My intention today was to journal about the weight changes. I have actually lost weight this week – not intentionally, that’s for sure! I I would LOVE to keep some food down because I am freaking starving!! But I would be lying if I said there isn’t a small part of me that is relieved every time I step on the scale and realize that I haven’t packed on 10 pounds overnight as well. Because it is still hard to face weight gain after losing a lot of weight – even if it’s for a good reason.
I have written before about how, as a formerly obese person, I came to the realization that I would never have enough time as a thin person to enjoy being thin before giving my body over to house another human being for 9 months. Coming to accept that actually helped me be less resistant to the thought of gaining weight again after working so, so hard to take it off and keep it off. Sometimes just admitting you are having a hard time with something helps tremendously.

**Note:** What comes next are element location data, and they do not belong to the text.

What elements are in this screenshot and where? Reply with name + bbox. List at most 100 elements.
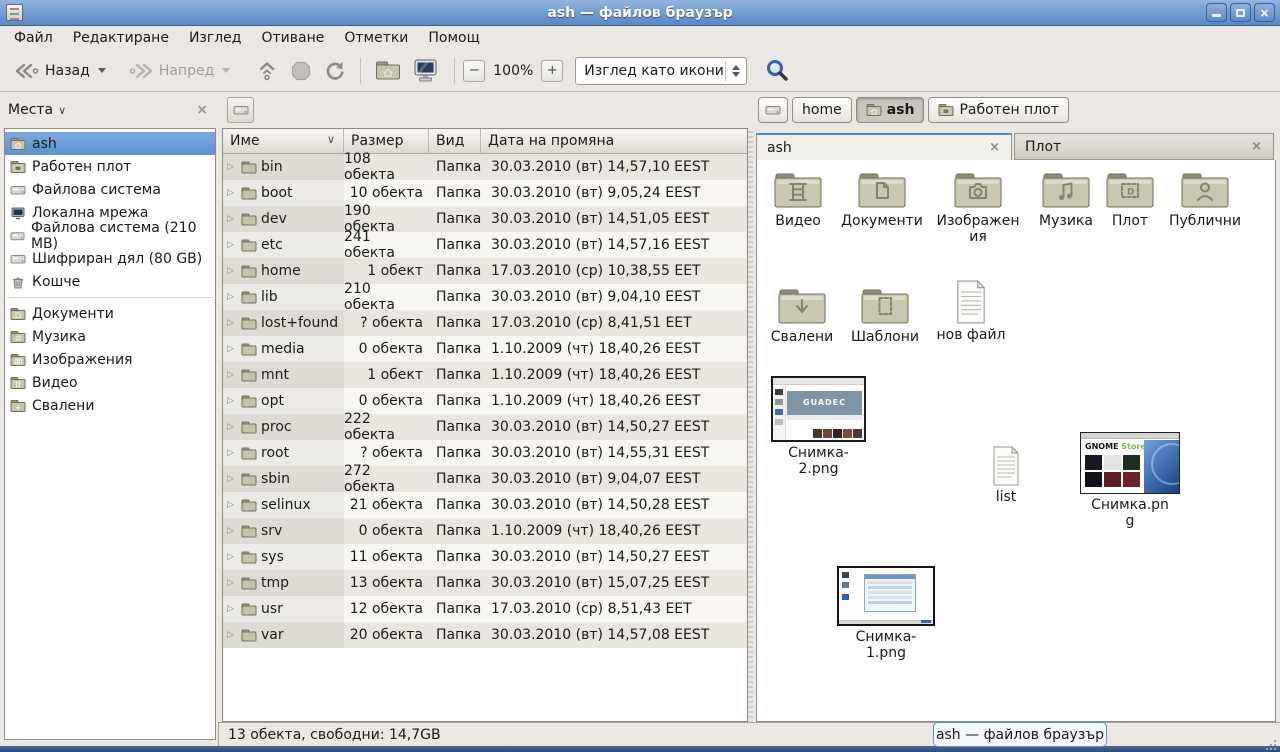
tab-close-icon[interactable]: ×	[986, 140, 1003, 155]
sidebar-item-desktop[interactable]: Работен плот	[5, 155, 215, 178]
menu-view[interactable]: Изглед	[179, 27, 252, 49]
table-row-srv[interactable]: ▷srv0 обектаПапка1.10.2009 (чт) 18,40,26…	[223, 518, 747, 544]
folder-item-desktop[interactable]: D Плот	[1093, 170, 1167, 229]
folder-item-templates[interactable]: Шаблони	[843, 286, 927, 345]
file-item-snimka[interactable]: GNOME Store Снимка.png	[1079, 432, 1181, 529]
back-button[interactable]: Назад	[8, 57, 112, 85]
resize-grip[interactable]	[1264, 740, 1276, 750]
folder-item-downloads[interactable]: Свалени	[761, 286, 843, 345]
file-item-new-file[interactable]: нов файл	[929, 280, 1013, 343]
tab-desktop[interactable]: Плот ×	[1014, 133, 1274, 160]
home-button[interactable]	[369, 56, 407, 85]
expander-icon[interactable]: ▷	[227, 214, 237, 224]
maximize-button[interactable]	[1230, 3, 1251, 22]
table-row-selinux[interactable]: ▷selinux21 обектаПапка30.03.2010 (вт) 14…	[223, 492, 747, 518]
minimize-button[interactable]	[1206, 3, 1227, 22]
column-header-type[interactable]: Вид	[429, 129, 481, 154]
table-row-boot[interactable]: ▷boot10 обектаПапка30.03.2010 (вт) 9,05,…	[223, 180, 747, 206]
expander-icon[interactable]: ▷	[227, 292, 237, 302]
reload-button[interactable]	[318, 56, 352, 86]
table-row-etc[interactable]: ▷etc241 обектаПапка30.03.2010 (вт) 14,57…	[223, 232, 747, 258]
table-row-usr[interactable]: ▷usr12 обектаПапка17.03.2010 (ср) 8,51,4…	[223, 596, 747, 622]
table-row-bin[interactable]: ▷bin108 обектаПапка30.03.2010 (вт) 14,57…	[223, 154, 747, 180]
table-row-var[interactable]: ▷var20 обектаПапка30.03.2010 (вт) 14,57,…	[223, 622, 747, 648]
menu-edit[interactable]: Редактиране	[63, 27, 179, 49]
combo-spinner-icon[interactable]	[726, 65, 746, 77]
expander-icon[interactable]: ▷	[227, 448, 237, 458]
expander-icon[interactable]: ▷	[227, 526, 237, 536]
table-row-mnt[interactable]: ▷mnt1 обектПапка1.10.2009 (чт) 18,40,26 …	[223, 362, 747, 388]
sidebar-item-trash[interactable]: Кошче	[5, 270, 215, 293]
expander-icon[interactable]: ▷	[227, 500, 237, 510]
expander-icon[interactable]: ▷	[227, 162, 237, 172]
column-header-date[interactable]: Дата на промяна	[481, 129, 747, 154]
expander-icon[interactable]: ▷	[227, 396, 237, 406]
expander-icon[interactable]: ▷	[227, 370, 237, 380]
sidebar-item-pictures[interactable]: Изображения	[5, 348, 215, 371]
table-row-sys[interactable]: ▷sys11 обектаПапка30.03.2010 (вт) 14,50,…	[223, 544, 747, 570]
tab-ash[interactable]: ash ×	[756, 133, 1012, 160]
expander-icon[interactable]: ▷	[227, 630, 237, 640]
view-mode-select[interactable]: Изглед като икони	[575, 57, 747, 85]
menu-go[interactable]: Отиване	[251, 27, 334, 49]
table-row-dev[interactable]: ▷dev190 обектаПапка30.03.2010 (вт) 14,51…	[223, 206, 747, 232]
path-root-button[interactable]	[758, 97, 788, 123]
sidebar-item-volume-210mb[interactable]: Файлова система (210 MB)	[5, 224, 215, 247]
table-row-lost-found[interactable]: ▷lost+found? обектаПапка17.03.2010 (ср) …	[223, 310, 747, 336]
expander-icon[interactable]: ▷	[227, 604, 237, 614]
expander-icon[interactable]: ▷	[227, 552, 237, 562]
file-item-snimka2[interactable]: GUADEC Снимка-2.png	[769, 376, 868, 477]
expander-icon[interactable]: ▷	[227, 318, 237, 328]
table-row-lib[interactable]: ▷lib210 обектаПапка30.03.2010 (вт) 9,04,…	[223, 284, 747, 310]
sidebar-item-ash[interactable]: ash	[5, 132, 215, 155]
folder-item-pictures[interactable]: Изображения	[933, 170, 1023, 245]
folder-item-documents[interactable]: Документи	[839, 170, 925, 229]
table-row-media[interactable]: ▷media0 обектаПапка1.10.2009 (чт) 18,40,…	[223, 336, 747, 362]
up-button[interactable]	[250, 56, 284, 86]
file-item-list[interactable]: list	[971, 446, 1041, 505]
computer-button[interactable]	[407, 55, 446, 86]
close-button[interactable]: ×	[1254, 3, 1275, 22]
sidebar-close-button[interactable]: ×	[192, 102, 212, 118]
path-button-desktop[interactable]: Работен плот	[928, 97, 1068, 123]
table-row-home[interactable]: ▷home1 обектПапка17.03.2010 (ср) 10,38,5…	[223, 258, 747, 284]
expander-icon[interactable]: ▷	[227, 422, 237, 432]
menu-file[interactable]: Файл	[4, 27, 63, 49]
file-item-snimka1[interactable]: Снимка-1.png	[835, 566, 937, 661]
zoom-out-button[interactable]: −	[463, 60, 485, 82]
tab-close-icon[interactable]: ×	[1248, 139, 1265, 154]
expander-icon[interactable]: ▷	[227, 266, 237, 276]
table-row-sbin[interactable]: ▷sbin272 обектаПапка30.03.2010 (вт) 9,04…	[223, 466, 747, 492]
menu-help[interactable]: Помощ	[418, 27, 489, 49]
forward-button[interactable]: Напред	[122, 57, 236, 85]
expander-icon[interactable]: ▷	[227, 344, 237, 354]
table-row-root[interactable]: ▷root? обектаПапка30.03.2010 (вт) 14,55,…	[223, 440, 747, 466]
chevron-down-icon[interactable]: ∨	[58, 104, 66, 117]
sidebar-item-music[interactable]: Музика	[5, 325, 215, 348]
filesystem-root-button[interactable]	[227, 97, 254, 123]
zoom-in-button[interactable]: +	[541, 60, 563, 82]
folder-item-public[interactable]: Публични	[1163, 170, 1247, 229]
column-header-name[interactable]: Име∨	[223, 129, 344, 154]
table-row-proc[interactable]: ▷proc222 обектаПапка30.03.2010 (вт) 14,5…	[223, 414, 747, 440]
table-row-opt[interactable]: ▷opt0 обектаПапка1.10.2009 (чт) 18,40,26…	[223, 388, 747, 414]
expander-icon[interactable]: ▷	[227, 188, 237, 198]
sidebar-item-filesystem[interactable]: Файлова система	[5, 178, 215, 201]
path-button-home[interactable]: home	[792, 97, 852, 123]
expander-icon[interactable]: ▷	[227, 240, 237, 250]
table-row-tmp[interactable]: ▷tmp13 обектаПапка30.03.2010 (вт) 15,07,…	[223, 570, 747, 596]
expander-icon[interactable]: ▷	[227, 578, 237, 588]
search-button[interactable]	[759, 54, 796, 87]
sidebar-item-downloads[interactable]: Свалени	[5, 394, 215, 417]
back-history-dropdown-icon[interactable]	[98, 68, 106, 73]
sidebar-item-encrypted-80gb[interactable]: Шифриран дял (80 GB)	[5, 247, 215, 270]
path-button-ash[interactable]: ash	[856, 97, 925, 123]
sidebar-item-videos[interactable]: Видео	[5, 371, 215, 394]
stop-button[interactable]	[284, 56, 318, 86]
sidebar-item-documents[interactable]: Документи	[5, 302, 215, 325]
expander-icon[interactable]: ▷	[227, 474, 237, 484]
places-title[interactable]: Места	[8, 102, 53, 118]
folder-item-video[interactable]: Видео	[757, 170, 839, 229]
menu-bookmarks[interactable]: Отметки	[334, 27, 418, 49]
pane-splitter[interactable]	[748, 128, 753, 722]
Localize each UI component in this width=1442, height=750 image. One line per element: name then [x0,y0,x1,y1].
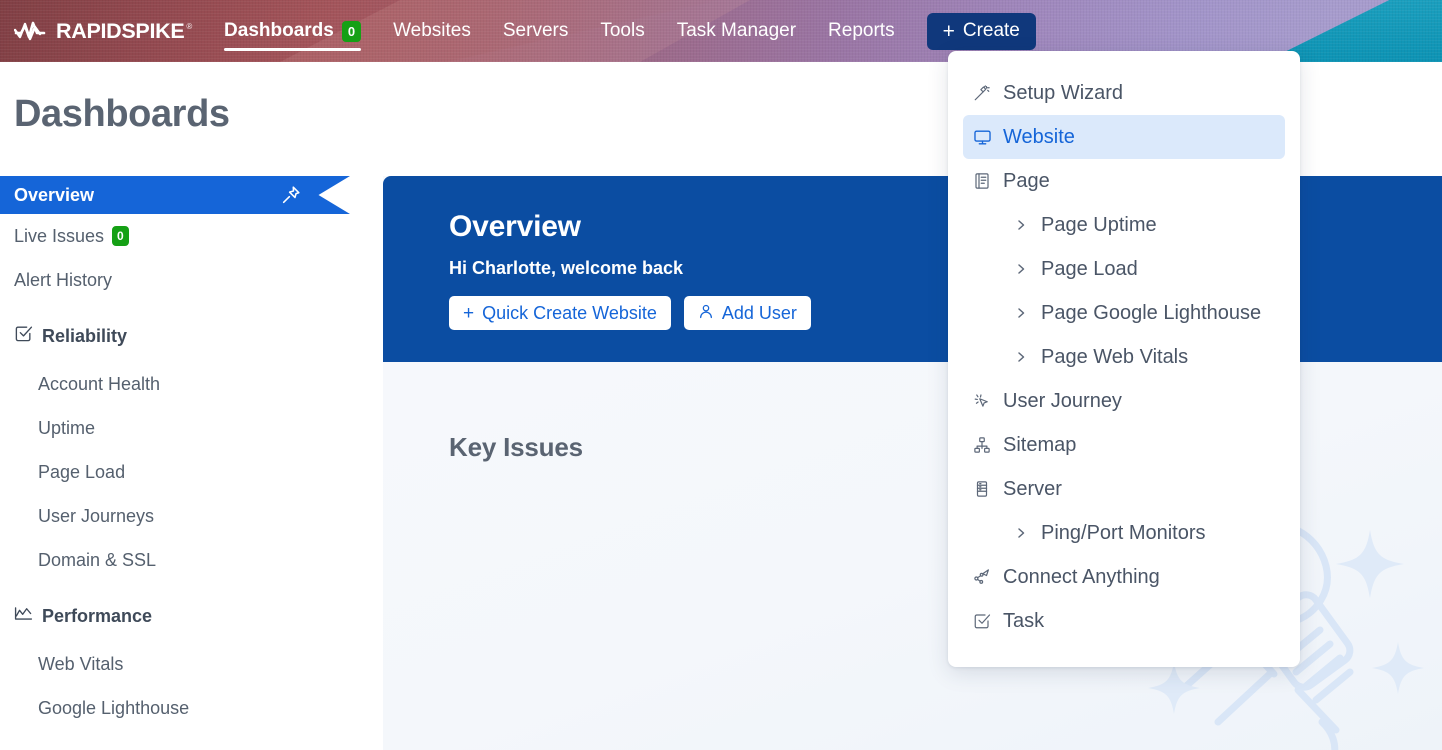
page-document-icon [972,171,992,191]
sidebar-group-performance[interactable]: Performance [0,590,383,642]
chevron-right-icon [1014,305,1028,321]
sidebar-item-domain-ssl[interactable]: Domain & SSL [0,538,383,582]
connect-nodes-icon [972,567,992,587]
sitemap-icon [972,435,992,455]
menu-item-server[interactable]: Server [963,467,1285,511]
menu-item-sitemap[interactable]: Sitemap [963,423,1285,467]
sidebar-item-user-journeys[interactable]: User Journeys [0,494,383,538]
menu-item-ping-port-monitors-label: Ping/Port Monitors [1041,521,1206,544]
sidebar-item-uptime[interactable]: Uptime [0,406,383,450]
nav-link-reports[interactable]: Reports [812,0,911,62]
chevron-right-icon [1014,525,1028,541]
menu-item-page[interactable]: Page [963,159,1285,203]
checkbox-check-icon [972,611,992,631]
menu-item-website[interactable]: Website [963,115,1285,159]
magic-wand-icon [972,83,992,103]
sidebar-item-web-vitals[interactable]: Web Vitals [0,642,383,686]
sidebar-item-google-lighthouse[interactable]: Google Lighthouse [0,686,383,730]
rapidspike-logo-icon [14,18,54,44]
brand-logo[interactable]: RAPIDSPIKE ® [14,0,192,62]
menu-item-user-journey-label: User Journey [1003,389,1122,412]
live-issues-count-badge: 0 [112,226,129,246]
sidebar-item-live-issues-label: Live Issues [14,225,105,246]
pin-icon[interactable] [280,184,302,206]
nav-link-dashboards[interactable]: Dashboards 0 [208,0,377,62]
menu-item-page-google-lighthouse[interactable]: Page Google Lighthouse [1005,291,1285,335]
menu-item-user-journey[interactable]: User Journey [963,379,1285,423]
create-dropdown-menu: Setup Wizard Website Page Page Uptime Pa… [948,51,1300,667]
sidebar-item-page-load[interactable]: Page Load [0,450,383,494]
menu-item-task[interactable]: Task [963,599,1285,643]
menu-item-page-uptime-label: Page Uptime [1041,213,1157,236]
menu-item-page-google-lighthouse-label: Page Google Lighthouse [1041,301,1262,324]
sidebar-item-alert-history[interactable]: Alert History [0,258,383,302]
chevron-right-icon [1014,217,1028,233]
menu-item-sitemap-label: Sitemap [1003,433,1077,456]
sidebar-group-performance-label: Performance [42,605,153,626]
sidebar-group-reliability-label: Reliability [42,325,128,346]
menu-item-page-label: Page [1003,169,1050,192]
dashboards-count-badge: 0 [341,20,362,42]
menu-item-page-uptime[interactable]: Page Uptime [1005,203,1285,247]
menu-item-website-label: Website [1003,125,1075,148]
nav-link-task-manager[interactable]: Task Manager [661,0,812,62]
menu-item-setup-wizard-label: Setup Wizard [1003,81,1124,104]
cursor-click-icon [972,391,992,411]
create-button[interactable]: + Create [926,12,1036,50]
nav-link-servers[interactable]: Servers [487,0,584,62]
sidebar-item-account-health[interactable]: Account Health [0,362,383,406]
menu-item-ping-port-monitors[interactable]: Ping/Port Monitors [1005,511,1285,555]
sidebar-item-overview[interactable]: Overview [0,176,350,214]
nav-link-tools[interactable]: Tools [584,0,660,62]
server-rack-icon [972,479,992,499]
menu-item-task-label: Task [1003,609,1045,632]
page-title: Dashboards [14,93,230,135]
checkbox-check-icon [14,324,33,348]
sidebar: Overview Live Issues 0 Alert History Rel… [0,176,383,750]
plus-icon: + [463,302,475,324]
chevron-right-icon [1014,349,1028,365]
registered-mark: ® [186,22,193,32]
active-tab-underline [224,48,362,51]
plus-icon: + [942,19,955,43]
user-icon [698,303,714,324]
menu-item-connect-anything-label: Connect Anything [1003,565,1160,588]
sidebar-item-alert-history-label: Alert History [14,269,113,290]
sidebar-item-live-issues[interactable]: Live Issues 0 [0,214,383,258]
menu-item-page-web-vitals-label: Page Web Vitals [1041,345,1189,368]
sidebar-item-overview-label: Overview [14,184,95,205]
menu-item-connect-anything[interactable]: Connect Anything [963,555,1285,599]
menu-item-setup-wizard[interactable]: Setup Wizard [963,71,1285,115]
quick-create-website-label: Quick Create Website [482,302,657,323]
add-user-button[interactable]: Add User [683,296,811,330]
create-button-label: Create [962,20,1020,41]
brand-name: RAPIDSPIKE ® [56,18,193,43]
chevron-right-icon [1014,261,1028,277]
menu-item-page-load-label: Page Load [1041,257,1138,280]
quick-create-website-button[interactable]: + Quick Create Website [449,296,671,330]
sidebar-group-reliability[interactable]: Reliability [0,310,383,362]
chart-line-icon [14,604,33,628]
menu-item-page-load[interactable]: Page Load [1005,247,1285,291]
menu-item-server-label: Server [1003,477,1062,500]
key-issues-heading: Key Issues [449,432,583,462]
menu-item-page-web-vitals[interactable]: Page Web Vitals [1005,335,1285,379]
navbar-links: Dashboards 0 Websites Servers Tools Task… [208,0,911,62]
add-user-label: Add User [721,302,797,323]
nav-link-websites[interactable]: Websites [377,0,487,62]
monitor-icon [972,127,992,147]
nav-link-dashboards-label: Dashboards [224,20,334,41]
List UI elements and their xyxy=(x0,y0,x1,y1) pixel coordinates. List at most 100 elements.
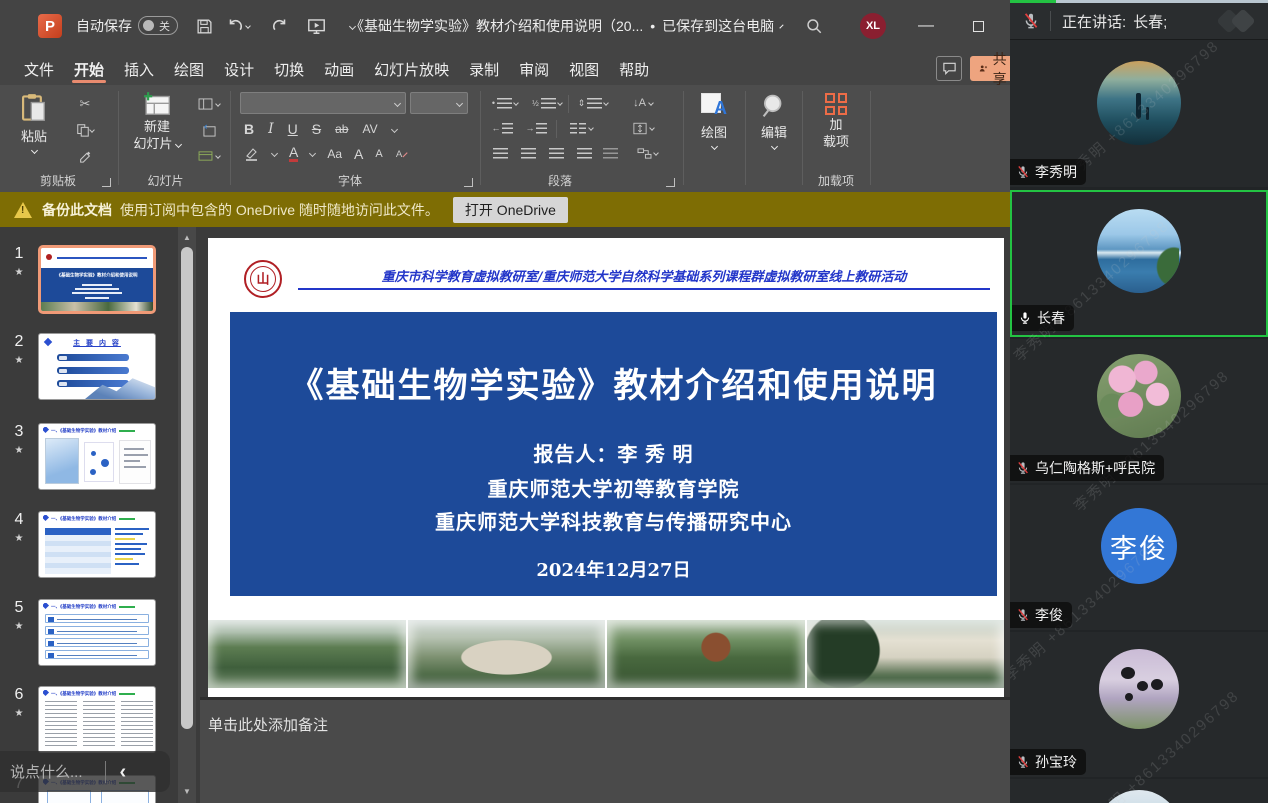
save-icon[interactable] xyxy=(190,12,218,40)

It’s just another one of those unknowns that bring up fear or anxiety. How much weight will I gain? Will I have a hard time getting it off? Am I doomed or destined to be overweight my whole life? I realize that I am getting ahead of myself, but at the same time, I think it’s good to be somewhat vigilant about these things, as well. Pregnancy isn’t really eating for two in the way that most people think it is. In fact, the first trimester, you only need about 100 calories more a day than you were previously eating. That’s like two handfuls of popcorn, which is not a whole lot! I have gone back and forth in the past 1.5 weeks since learning I was pregnant between “it’s ok, you’re pregnant, go ahead and eat it all and then some” to “good Lord woman, reel it in, would ya?!” I have read that it’s normal to gain between 3-5 pounds your first trimester. Listen, I could gain that in one weekend WITHOUT being pregnant! Personally I feel it’s more realistic to gain up to 10 lbs, but either way, I am thinking there are no hard and fast rules here. Everybody is different. As long as I am (trying) to eat enough for me and Baby Marathoner, and as long as I continue to exercise, I think the weight gain will all work out in the end the way it’s supposed to.
First ultrasound is scheduled for Monday – can’t wait!!